We’ve been doing education wrong for a long time. I’m convinced.
Lately I’ve been choosing hip hop more, mainly because it’s always been rhythm that moves me more than a lot of other stuff. Rapsody blew my mind with her Too Lyrical EP and “Cleo,” then I cycled hits like “Thieves in the Night” from Black Star and “UMI Says” from Mos Def and “Make You Feel That Way” from Blackalicious and “Where I’m From” from Digable Planets and plenty of others as I go through Spotify stations. I’ve been reintroducing myself to The Roots. And beyond them, more than any group or artist lately, I keep landing on A Tribe Called Quest.
I’m not the first, and I’m probably later than I should be. One thing that’s been interesting as I’ve gotten older is how my ears have grown in a way that helps them hear things better, or tries to. I always knew Tribe was there, and I occasionally enjoyed them, but I never heard them.
Now I’m going through the albums and jumping into rabbit holes a little bit and I’ve wound up on the Wikipedia page for “Can I Kick It?”

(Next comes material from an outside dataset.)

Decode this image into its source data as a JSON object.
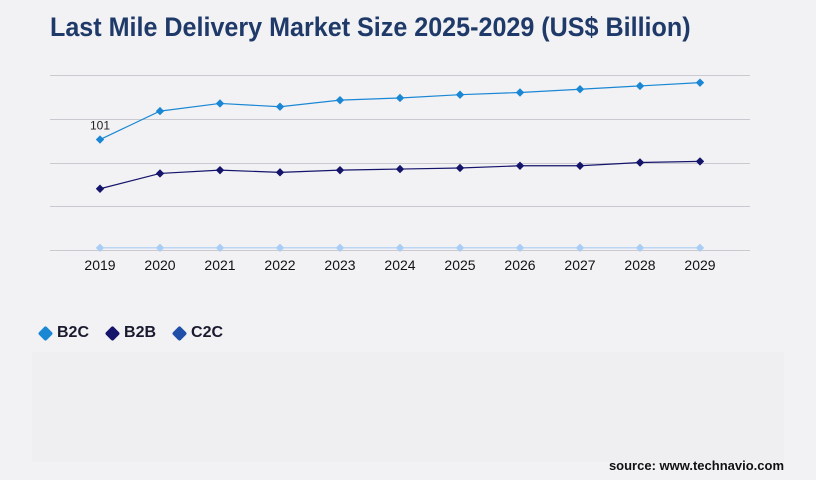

I’m learning that the song samples Lou Reed’s “Walk on the Wild Side,” so that’s cool because I’ve never listened to Lou Reed on purpose, either — another guy who’s been in my head space as a name or an entity but one who I never turned the dial to because there are so many frequencies to choose from — and I’m learning that Tribe never made any money off of “Can I Kick It?” because of this. But most importantly, I’m learning that the group made a smirk-worthy video where they played with the dot of the “i” in “it.” And I’m learning that this little dot is called a tittle.
A tittle. For real. T-i-t-t-l-e tittle.
I love words, and I love language, and yet this amazing detail has been hidden from me my entire life, as a student, as an educator — we’re talking decades here. And I finally learned it from seminal hip hop that I arrived at only after a long, winding road because of other stories I’ve been told in its stead.
For example, I think back to my sophomore year of high school, in an honors English class which I eventually dropped. (On my first day in standard English class, the teacher pointed me to a desk I could assume. I tripped on a leg of another desk on my way there, to which the new teacher said, “Ohhhh, honors kid, huh?” and I immediately knew I’d be just fine.) The honors class was legitimately impossible. Classmates regularly talked about it and how the teacher would say “yeah, you got it! You’re on it!” when we’d share our thoughts during open-ended discussion. But then we’d write those same answers to the same questions that showed up on assessments and we’d get them back with red pen splattered all over them.
I eventually blacked out during a test in that class on Nathaniel Hawthorne’s The Scarlet Letter, a likely tip-off to my thorough generalized anxiety disorder to which I was thoroughly aloof at that point, and would be for another five years.
I’ve never gone back to The Scarlet Letter, or Hawthorne, and often avoid the “classics” like nobody’s business. They’re the damned worst. Why are we constantly forcing teenagers with minds like poorly fettered Pop Rock candy to read books older than any person they know? Why are we so confident that those stories are the ones worth knowing? I couldn’t figure it out then, and I haven’t been able to figure it out since, and at times I’ve even been in the unfortunate position of having to teach some of them. I do my best to contextualize them, often trying to provide the gravity of the tradition of storytelling, but that’s stuff I’ve only picked up on as a person who’s chosen to teach English and whose interests happened to have eventually found ties to such traditions.
When we have to spend so much effort just to translate the language, just to grasp what the hell is going on, we’re missing out on all the good stuff. We’re too tired to think about syntax or symbolism. That point in history couldn’t be less real. Our eyes are ready to roll or bleed or flutter shut with sweet mercy.
I wish we’d invest in practical, authentic learning strategies that are actually genuine and not just jargon. I think if someone approached me with math through advanced baseball stats, or history or literature through the lens of hip hop, I’d have connected more dots sooner. I’d have delighted in the reality of titles existing a decade and a half sooner, at least. But maybe more than anything, I’d have been given a space to grapple with what caused me a lot of grief and pain and sleep — my anxiety.
When your head’s filled with stuff you can’t even appreciate until years later only after extremely particular and deliberate choices that happen to slowly guide you, there isn’t a lot of space for stuff that might actually get you there faster.
Can I Kick It? Yeah, finally. Kinda.
Can Nathaniel Hawthorne? Absolutely not.